Dansyl chloride fluorophore exhibits typical aggregation induced fluorescence emission behavior in acetone/water solution. To realize the integration of detective and adsorptive functions, dansyl chloride is covalently immobilized on cellulose substrate to fabricate an efficient adsorbent for mercury ions in water. The as-prepared material exhibits excellent fluorescence sensing performance exclusively for Hg (II) with the presence of other metal ions.
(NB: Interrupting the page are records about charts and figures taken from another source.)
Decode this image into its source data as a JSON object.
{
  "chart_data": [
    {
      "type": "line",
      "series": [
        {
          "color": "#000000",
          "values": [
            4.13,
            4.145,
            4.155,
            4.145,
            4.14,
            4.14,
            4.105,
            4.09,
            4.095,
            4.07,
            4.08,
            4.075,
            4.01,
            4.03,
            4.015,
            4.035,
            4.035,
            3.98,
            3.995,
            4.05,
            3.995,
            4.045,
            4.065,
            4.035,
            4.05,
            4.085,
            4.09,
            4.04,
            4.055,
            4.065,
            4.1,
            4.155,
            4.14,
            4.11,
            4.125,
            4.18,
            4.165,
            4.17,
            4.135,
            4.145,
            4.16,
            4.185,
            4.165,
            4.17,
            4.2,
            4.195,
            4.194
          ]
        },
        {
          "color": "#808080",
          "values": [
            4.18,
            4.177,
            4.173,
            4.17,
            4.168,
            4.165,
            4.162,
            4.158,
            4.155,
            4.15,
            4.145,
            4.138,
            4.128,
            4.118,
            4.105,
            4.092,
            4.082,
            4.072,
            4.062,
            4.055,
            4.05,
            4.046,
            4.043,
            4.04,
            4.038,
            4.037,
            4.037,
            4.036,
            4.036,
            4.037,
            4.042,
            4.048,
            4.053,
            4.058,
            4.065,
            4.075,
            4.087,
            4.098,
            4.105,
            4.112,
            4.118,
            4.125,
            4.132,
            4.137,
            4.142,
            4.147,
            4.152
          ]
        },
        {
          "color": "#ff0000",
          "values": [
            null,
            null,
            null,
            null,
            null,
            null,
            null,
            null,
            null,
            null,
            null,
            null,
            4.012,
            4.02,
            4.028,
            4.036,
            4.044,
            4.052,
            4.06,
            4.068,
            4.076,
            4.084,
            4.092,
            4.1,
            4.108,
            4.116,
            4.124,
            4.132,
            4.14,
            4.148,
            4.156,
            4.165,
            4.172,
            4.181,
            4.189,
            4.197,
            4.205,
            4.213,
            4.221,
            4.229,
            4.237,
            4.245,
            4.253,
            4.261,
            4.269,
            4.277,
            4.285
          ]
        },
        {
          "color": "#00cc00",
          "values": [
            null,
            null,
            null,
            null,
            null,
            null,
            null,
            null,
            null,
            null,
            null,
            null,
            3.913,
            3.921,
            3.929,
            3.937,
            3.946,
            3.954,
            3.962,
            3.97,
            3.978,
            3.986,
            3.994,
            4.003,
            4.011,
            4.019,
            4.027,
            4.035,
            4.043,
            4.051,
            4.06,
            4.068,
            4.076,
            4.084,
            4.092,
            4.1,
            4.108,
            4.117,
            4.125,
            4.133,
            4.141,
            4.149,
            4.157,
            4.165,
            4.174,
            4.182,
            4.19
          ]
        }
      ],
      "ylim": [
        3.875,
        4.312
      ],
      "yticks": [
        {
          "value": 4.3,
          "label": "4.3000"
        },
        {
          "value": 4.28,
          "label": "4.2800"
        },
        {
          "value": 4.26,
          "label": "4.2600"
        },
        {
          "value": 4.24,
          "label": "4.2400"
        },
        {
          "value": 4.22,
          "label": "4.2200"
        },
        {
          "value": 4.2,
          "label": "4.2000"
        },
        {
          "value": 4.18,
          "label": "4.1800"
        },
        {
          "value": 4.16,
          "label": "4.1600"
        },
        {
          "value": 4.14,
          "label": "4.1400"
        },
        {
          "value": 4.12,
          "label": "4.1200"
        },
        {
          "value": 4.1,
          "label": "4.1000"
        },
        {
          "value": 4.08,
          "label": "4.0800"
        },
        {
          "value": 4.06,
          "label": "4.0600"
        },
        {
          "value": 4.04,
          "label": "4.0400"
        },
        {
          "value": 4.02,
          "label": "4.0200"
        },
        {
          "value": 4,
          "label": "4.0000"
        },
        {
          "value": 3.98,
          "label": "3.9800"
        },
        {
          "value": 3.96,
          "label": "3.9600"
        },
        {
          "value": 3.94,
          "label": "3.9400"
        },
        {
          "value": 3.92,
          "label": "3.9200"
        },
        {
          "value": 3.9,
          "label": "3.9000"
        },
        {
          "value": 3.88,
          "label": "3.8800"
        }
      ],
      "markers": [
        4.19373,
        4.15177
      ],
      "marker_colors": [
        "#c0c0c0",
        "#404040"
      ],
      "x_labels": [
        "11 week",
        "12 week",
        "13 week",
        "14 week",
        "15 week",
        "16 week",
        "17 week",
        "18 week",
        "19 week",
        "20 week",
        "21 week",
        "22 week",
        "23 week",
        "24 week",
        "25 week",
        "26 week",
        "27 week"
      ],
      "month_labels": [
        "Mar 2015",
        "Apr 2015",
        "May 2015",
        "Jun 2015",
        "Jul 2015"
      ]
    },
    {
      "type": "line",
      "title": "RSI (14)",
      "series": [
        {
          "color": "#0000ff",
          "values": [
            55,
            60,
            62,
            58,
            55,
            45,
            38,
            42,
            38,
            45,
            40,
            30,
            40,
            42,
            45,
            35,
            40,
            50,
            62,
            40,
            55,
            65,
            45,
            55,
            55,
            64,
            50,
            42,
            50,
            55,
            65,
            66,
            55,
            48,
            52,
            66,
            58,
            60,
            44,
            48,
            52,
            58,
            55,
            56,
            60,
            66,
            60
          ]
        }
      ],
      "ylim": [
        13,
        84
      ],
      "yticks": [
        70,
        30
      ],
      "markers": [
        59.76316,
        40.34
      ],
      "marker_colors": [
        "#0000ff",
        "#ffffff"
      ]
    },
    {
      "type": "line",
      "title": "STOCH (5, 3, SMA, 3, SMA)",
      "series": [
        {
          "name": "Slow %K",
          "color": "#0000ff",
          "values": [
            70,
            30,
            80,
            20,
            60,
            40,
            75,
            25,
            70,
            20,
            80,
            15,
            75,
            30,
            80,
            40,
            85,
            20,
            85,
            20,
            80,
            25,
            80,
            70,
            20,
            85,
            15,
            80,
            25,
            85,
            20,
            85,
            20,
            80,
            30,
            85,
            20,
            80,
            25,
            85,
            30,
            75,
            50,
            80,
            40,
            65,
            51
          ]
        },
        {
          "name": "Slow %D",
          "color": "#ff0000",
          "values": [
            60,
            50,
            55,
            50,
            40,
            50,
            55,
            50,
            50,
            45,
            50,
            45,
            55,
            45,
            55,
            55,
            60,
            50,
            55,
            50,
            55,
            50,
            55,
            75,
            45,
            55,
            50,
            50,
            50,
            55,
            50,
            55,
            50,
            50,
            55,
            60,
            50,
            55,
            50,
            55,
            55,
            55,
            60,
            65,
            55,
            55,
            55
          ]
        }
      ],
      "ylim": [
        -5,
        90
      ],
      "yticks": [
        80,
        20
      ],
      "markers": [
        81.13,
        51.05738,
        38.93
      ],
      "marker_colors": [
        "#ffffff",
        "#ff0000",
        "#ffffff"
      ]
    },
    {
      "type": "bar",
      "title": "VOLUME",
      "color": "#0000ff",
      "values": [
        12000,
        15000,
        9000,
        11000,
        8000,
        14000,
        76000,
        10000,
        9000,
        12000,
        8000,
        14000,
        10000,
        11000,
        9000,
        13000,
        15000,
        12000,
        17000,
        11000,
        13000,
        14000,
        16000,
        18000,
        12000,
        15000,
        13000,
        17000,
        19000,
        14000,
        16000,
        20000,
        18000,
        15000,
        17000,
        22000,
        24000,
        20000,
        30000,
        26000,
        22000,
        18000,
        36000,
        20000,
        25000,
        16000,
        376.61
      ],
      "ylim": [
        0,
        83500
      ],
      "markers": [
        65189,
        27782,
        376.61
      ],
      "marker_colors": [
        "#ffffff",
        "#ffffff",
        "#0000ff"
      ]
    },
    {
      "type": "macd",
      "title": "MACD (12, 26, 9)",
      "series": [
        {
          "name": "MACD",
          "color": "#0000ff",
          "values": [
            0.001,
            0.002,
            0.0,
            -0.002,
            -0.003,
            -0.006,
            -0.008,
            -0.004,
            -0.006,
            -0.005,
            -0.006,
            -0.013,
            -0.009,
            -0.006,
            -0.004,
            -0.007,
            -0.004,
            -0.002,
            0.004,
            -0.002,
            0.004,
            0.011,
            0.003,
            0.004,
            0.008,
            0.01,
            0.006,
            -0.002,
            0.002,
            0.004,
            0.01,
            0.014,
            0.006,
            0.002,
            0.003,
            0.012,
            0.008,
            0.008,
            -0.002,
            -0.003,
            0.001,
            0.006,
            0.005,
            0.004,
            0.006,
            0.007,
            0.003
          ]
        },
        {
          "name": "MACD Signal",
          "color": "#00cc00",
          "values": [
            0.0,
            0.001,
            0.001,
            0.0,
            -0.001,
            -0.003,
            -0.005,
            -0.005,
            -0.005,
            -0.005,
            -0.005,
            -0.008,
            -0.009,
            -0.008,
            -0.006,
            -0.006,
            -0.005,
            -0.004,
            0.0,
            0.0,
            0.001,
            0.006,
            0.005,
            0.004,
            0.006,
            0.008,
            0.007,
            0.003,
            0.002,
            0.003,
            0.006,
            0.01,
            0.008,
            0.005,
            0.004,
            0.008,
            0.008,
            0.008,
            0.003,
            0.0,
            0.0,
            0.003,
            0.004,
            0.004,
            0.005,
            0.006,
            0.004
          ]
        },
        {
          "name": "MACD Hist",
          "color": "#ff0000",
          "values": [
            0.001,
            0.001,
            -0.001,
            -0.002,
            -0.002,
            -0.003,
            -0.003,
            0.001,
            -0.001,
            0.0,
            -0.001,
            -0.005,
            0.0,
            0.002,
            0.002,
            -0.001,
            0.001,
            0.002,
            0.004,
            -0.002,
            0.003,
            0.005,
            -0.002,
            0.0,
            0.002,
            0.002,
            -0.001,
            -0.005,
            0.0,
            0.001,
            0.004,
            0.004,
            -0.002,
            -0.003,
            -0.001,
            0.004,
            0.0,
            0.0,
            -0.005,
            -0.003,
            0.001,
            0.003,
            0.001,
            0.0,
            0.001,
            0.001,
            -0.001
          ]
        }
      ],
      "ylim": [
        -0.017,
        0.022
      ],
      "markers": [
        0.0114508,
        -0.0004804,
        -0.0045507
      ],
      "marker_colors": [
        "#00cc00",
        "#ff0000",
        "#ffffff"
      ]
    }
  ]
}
A sensitive and selective fluorescence quenching across the concentration range of 0.1-8.0 mg/L is observed with a detection limit of 8.33 × 10 M as a result of the inhibition of aggregation induced emission caused by the coordination between adsorbent and Hg (II). Besides, the adsorption properties for Hg (II) including the influence of initial concentration and contact time are investigated. Langmuir model and pseudo-second-order kinetics are demonstrated to fit well with the adsorption experiment for the uptake of Hg (II) by the functionalized adsorbent, also, intraparticle diffusion kinetic model is proved to aptly describe the Hg (II) removal in aqueous solution. In addition, the recognition mechanism is considered to originate from the Hg (II) triggered structural reversals of naphthalene ring units which are verified by the X-ray photoelectron spectroscopy and density functional theory calculation. Moreover, the synthesis method used in this work also provides a strategy for the sensing application of organic sensor molecules with AIE properties in which the aggregated behavior could be appropriately realized.